Si, comme nos voisins allemands, souvent cités dans cet hémicycle, nous retrouvions une ambition pour le rail à la hauteur de la contribution qu'il peut apporter à la lutte contre le réchauffement climatique, nous n'assisterions pas au développement de la sous-traitance, à la fermeture de lignes et de guichets, à l'abandon du fret ferroviaire, et donc aux suppressions d'emplois – bien au contraire. L'État a donc une forte part de responsabilité dans le déficit démographique du régime des cheminots.
Cette remarque étant faite, la réforme que vous proposez ne résoudra en rien l'équation financière. Le nombre de cheminots au statut étant appelé à diminuer avant la fin des recrutements au statut, le nombre de cheminots retraités demain sera de toute façon beaucoup plus faible.
Ce qui vous motive est uniquement le désir de mettre à bas un symbole des conquêtes sociales, d'aligner vers le bas les régimes de retraite et de détricoter les acquis obtenus par les syndicats au fil des décennies passées. Il s'agit de faire table rase des avantages sociaux sous toutes leurs formes, pour précariser, fragiliser et décourager une main-d'oeuvre toujours plus malléable.

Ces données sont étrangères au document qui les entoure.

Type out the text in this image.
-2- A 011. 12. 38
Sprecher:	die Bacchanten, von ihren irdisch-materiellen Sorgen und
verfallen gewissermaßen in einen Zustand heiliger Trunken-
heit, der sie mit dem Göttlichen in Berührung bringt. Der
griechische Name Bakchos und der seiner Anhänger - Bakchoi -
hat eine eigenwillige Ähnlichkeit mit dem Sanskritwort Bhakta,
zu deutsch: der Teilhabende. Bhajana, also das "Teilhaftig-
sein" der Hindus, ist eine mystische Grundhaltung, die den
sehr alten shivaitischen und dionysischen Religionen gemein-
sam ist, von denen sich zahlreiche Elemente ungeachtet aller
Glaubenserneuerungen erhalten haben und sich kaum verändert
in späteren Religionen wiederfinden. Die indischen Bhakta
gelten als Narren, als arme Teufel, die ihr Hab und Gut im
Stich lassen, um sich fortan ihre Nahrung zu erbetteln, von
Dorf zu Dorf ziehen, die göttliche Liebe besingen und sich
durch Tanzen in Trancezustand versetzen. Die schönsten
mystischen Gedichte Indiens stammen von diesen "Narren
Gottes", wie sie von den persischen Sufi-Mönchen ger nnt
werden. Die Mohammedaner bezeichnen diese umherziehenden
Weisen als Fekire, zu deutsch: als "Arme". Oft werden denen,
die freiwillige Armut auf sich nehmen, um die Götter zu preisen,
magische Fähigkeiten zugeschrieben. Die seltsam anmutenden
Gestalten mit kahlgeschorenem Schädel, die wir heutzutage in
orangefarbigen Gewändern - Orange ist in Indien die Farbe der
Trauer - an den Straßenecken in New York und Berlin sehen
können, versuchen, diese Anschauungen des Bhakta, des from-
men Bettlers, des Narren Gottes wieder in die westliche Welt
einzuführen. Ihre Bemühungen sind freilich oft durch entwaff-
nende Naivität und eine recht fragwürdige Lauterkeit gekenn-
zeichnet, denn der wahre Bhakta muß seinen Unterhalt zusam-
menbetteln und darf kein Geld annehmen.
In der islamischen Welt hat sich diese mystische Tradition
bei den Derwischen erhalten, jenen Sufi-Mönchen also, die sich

Nous pensons, au contraire, que le régime spécial des cheminots a vocation à être étendu à l'ensemble de la branche ferroviaire et que ceux qui exercent un métier dont la pénibilité est avérée doivent pouvoir continuer à bénéficier d'une retraite à taux plein à 55 ans. C'est dans cette optique que nous avançons la proposition d'un droit universel au départ anticipé à 55 ans pour tous les métiers pénibles, y compris dans le privé.